Texas leads nation in state approved killing.
On February 28, 1845 the Republic of Texas ceased to exist as a nation and became the State of Texas. Many Texans lament that. These day many Americans lament it as well. In recent political history Texas gave America Lyndon Baines Johnson and George Bush -- both big government advocates though, of the two, Johnson had more respect for the Constitution albeit very little. The other thing Texas is known for is a blood thirsty enjoyment of executing people. Texas puts to death more people than any other American state.
Texas contains about 7.5% of the US population but is responsible more that one third of all judicial killings in the United States since the death penalty was reinstated in 1976. Bureaucrats and politicians in Texas absolutely refuse to acknowledge the possibility that government is inept and could be murdering innocent people.

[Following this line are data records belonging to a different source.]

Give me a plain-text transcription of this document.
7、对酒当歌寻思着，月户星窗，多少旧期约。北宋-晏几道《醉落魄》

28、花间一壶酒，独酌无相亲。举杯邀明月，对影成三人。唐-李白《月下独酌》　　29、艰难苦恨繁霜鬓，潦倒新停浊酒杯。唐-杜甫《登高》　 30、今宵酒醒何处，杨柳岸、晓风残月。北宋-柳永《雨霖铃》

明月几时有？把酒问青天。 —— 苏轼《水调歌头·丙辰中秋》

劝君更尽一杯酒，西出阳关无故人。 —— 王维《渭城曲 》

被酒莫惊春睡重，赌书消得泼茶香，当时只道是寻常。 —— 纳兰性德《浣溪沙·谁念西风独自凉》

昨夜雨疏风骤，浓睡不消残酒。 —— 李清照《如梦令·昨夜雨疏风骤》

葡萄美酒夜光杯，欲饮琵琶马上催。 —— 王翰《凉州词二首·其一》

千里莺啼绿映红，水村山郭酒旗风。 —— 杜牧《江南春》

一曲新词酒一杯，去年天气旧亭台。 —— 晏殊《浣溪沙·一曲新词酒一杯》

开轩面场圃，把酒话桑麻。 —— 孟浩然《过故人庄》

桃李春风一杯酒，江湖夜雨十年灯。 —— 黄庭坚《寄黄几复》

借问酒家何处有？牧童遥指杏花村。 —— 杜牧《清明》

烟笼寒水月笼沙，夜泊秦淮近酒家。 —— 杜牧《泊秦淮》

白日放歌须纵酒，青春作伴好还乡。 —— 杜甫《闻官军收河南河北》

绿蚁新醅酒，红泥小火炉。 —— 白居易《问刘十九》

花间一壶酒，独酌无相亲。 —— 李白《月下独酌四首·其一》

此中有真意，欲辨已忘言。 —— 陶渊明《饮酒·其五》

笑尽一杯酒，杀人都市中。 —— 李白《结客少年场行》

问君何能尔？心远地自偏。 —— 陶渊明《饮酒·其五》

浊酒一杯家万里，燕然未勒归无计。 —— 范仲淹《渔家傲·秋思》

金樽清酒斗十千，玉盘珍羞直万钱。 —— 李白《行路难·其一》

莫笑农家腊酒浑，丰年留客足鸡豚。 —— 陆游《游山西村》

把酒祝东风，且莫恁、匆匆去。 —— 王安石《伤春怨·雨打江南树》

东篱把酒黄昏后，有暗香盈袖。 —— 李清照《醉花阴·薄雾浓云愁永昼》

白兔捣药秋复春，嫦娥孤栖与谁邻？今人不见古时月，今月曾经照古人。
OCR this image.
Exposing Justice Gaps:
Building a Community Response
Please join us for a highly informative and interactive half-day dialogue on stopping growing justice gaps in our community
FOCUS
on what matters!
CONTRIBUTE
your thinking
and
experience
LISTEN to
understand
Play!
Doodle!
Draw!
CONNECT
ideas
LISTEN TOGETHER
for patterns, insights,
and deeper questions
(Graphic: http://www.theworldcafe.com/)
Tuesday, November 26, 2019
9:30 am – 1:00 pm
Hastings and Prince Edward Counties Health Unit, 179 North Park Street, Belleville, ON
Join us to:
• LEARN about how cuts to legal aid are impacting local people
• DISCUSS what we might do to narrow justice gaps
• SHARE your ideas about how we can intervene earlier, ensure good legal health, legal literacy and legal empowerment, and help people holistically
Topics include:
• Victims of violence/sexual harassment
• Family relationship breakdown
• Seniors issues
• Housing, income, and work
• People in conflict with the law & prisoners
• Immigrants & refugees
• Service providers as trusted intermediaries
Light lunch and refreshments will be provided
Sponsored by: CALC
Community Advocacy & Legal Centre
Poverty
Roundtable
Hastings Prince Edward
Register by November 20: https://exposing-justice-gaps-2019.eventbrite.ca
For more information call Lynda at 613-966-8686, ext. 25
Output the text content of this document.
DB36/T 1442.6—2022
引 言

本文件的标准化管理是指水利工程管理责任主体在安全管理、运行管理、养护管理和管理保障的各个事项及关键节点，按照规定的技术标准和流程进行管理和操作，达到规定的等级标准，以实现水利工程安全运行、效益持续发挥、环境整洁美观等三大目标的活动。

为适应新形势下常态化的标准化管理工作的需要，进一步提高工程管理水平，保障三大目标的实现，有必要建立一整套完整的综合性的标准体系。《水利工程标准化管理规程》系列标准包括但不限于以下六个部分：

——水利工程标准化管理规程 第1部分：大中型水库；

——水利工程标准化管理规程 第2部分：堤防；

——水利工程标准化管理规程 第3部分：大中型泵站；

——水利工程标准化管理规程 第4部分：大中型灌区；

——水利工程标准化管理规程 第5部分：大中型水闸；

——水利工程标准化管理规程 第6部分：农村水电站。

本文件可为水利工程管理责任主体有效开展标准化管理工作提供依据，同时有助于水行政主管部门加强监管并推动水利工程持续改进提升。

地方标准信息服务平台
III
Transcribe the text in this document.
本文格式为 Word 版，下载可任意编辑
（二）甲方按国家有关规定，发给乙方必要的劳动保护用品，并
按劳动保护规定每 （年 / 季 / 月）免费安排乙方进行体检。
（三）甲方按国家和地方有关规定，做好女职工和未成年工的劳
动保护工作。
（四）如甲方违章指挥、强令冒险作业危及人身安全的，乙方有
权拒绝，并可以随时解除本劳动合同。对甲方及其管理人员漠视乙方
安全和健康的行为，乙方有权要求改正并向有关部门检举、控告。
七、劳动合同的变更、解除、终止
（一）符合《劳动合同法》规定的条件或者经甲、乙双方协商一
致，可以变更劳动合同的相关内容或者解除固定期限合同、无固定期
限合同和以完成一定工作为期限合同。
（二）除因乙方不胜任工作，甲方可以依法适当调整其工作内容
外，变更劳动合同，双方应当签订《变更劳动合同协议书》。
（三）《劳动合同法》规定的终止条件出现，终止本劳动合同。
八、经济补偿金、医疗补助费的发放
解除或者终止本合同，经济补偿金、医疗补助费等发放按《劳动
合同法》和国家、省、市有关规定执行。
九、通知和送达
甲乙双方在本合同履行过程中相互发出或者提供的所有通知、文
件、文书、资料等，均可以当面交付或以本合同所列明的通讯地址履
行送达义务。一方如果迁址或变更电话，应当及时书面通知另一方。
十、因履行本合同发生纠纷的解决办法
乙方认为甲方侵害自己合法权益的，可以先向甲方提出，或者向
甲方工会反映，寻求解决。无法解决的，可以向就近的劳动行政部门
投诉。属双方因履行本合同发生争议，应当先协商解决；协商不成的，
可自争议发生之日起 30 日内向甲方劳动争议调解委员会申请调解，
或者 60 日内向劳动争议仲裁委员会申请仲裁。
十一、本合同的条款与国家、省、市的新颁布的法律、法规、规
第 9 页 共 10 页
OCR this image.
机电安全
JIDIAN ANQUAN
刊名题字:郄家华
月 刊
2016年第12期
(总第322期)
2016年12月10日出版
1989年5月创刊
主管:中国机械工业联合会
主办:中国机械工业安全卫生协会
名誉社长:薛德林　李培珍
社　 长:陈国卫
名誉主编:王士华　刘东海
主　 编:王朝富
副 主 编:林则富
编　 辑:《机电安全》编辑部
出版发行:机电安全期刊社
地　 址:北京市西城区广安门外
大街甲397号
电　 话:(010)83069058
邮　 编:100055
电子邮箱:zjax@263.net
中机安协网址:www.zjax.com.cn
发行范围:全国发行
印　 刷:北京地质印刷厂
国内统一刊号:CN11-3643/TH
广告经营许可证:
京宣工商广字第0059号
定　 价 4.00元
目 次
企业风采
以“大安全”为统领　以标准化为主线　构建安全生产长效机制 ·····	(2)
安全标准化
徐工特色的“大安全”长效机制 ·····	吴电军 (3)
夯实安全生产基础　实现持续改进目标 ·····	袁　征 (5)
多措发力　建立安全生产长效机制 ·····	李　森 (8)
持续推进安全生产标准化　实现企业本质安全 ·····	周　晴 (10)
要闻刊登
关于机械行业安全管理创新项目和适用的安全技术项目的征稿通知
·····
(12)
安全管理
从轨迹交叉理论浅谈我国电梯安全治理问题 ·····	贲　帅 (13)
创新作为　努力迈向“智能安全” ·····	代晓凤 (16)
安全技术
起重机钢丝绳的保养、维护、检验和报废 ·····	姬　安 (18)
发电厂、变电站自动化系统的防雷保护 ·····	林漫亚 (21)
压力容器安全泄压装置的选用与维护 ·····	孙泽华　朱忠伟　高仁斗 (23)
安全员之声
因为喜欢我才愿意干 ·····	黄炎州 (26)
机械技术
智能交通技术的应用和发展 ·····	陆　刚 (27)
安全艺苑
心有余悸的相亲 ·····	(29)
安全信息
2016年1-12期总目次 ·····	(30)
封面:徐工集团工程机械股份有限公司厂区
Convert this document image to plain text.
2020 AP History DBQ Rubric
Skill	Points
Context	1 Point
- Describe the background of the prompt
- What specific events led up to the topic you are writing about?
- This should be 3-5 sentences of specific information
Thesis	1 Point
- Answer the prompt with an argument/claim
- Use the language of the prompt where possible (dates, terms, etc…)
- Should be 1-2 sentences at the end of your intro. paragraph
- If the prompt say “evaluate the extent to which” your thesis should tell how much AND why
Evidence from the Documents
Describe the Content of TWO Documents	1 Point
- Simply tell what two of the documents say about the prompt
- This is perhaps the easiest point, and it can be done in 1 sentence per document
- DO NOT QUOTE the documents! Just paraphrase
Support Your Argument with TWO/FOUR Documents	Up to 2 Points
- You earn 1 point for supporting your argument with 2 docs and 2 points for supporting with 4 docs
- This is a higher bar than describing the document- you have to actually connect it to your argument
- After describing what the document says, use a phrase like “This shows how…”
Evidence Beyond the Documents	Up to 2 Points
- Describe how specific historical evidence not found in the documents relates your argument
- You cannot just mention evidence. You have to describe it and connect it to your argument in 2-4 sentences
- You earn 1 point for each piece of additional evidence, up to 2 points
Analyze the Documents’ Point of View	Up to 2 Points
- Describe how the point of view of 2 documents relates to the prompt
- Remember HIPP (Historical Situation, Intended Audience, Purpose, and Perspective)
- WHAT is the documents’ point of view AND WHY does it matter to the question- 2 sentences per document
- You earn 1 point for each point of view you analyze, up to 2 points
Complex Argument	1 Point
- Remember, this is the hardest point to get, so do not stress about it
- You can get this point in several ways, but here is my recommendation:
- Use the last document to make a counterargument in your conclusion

But one recent case of judicial murder in Texas has garnered some unwanted national publicity. On December 23rd, 1991 Cameron Todd Willingham was home with his three children: one year old twins Karmon and Kameron and two-year-old Amber. His wife had gone Christmas shopping. Willingham was awakened by the scream of Amber and found the house in flames and filled with smoke. He got out but his children perished.
Arson investigators for the state testified that the fire was deliberately set using as proof theories that have been totally discredited. One fire investigator claims that there is a phenomena "crazed glass" which only happens when a fire burns extra hot due to the presence of an accelerant. But this has been proven false. The distortion of the glass can also happen when the glass is very hot and cold water is poured on it. In other words the act of putting out the fire can create the "evidence" that is used to prove the fire was intentional.
Arson investigators need not have any scientific training at all and can receive all training on the job. This means that many simply learn the myths and urban legends of the men who trained them. An investigation into the Willingham case indicates that testimony against him was entirely based on false assumptions that have been disproven.
A few months after the politicians of Texas put Willingham to death another case arose using precisely the same sort of evidence. Ernest Willis had been sentenced to death for murder by arson and had managed to get a retrial while awaiting execution. During the retrial experts showed the evidence against him was seriously flawed and based on false assumptions. Charges against Willis were dropped but it was too late for Willingham who had already been strapped to a gurney and murdered by lethal injection. As he was being killed Willingham said: "I am an innocent man, convicted of a crime I did not commit."
Evidence that Willingham was being killed for a crime he did not commit was given to Republican Governor Rick Perry at the judicial murder but Perry refused to stop the killing. Even one of the original fire investigators admitted the conclusions they drew were flawed. As he put it, "we were still testifying to things that aren't accurate today. They were true then, but they aren't now." Of course they were not true then either but what he means is that they thought they were true and were wrong. Perry has commented through a spokesman saying he considered all the factors. The judge who sentenced Willingham to death, John Jackson, refuses to admit he could be wrong. He says he has no reservations whatsoever about taking this man's life.
One official who investigated the fire, Manuel Vasquez, says that "Fire talks to you" and that he can interpret it and never makes a mistake because "fire does not lie. It tells me the truth." Vasquez says that of the almost 1,500 fires he investigated that almost all of them were the result of arson and he is confident his appraisals have been correct 100 percent of the time. Experts who reviewed Vasquez's record dispute this however. And state records dispute the claim that almost all fires are arson related.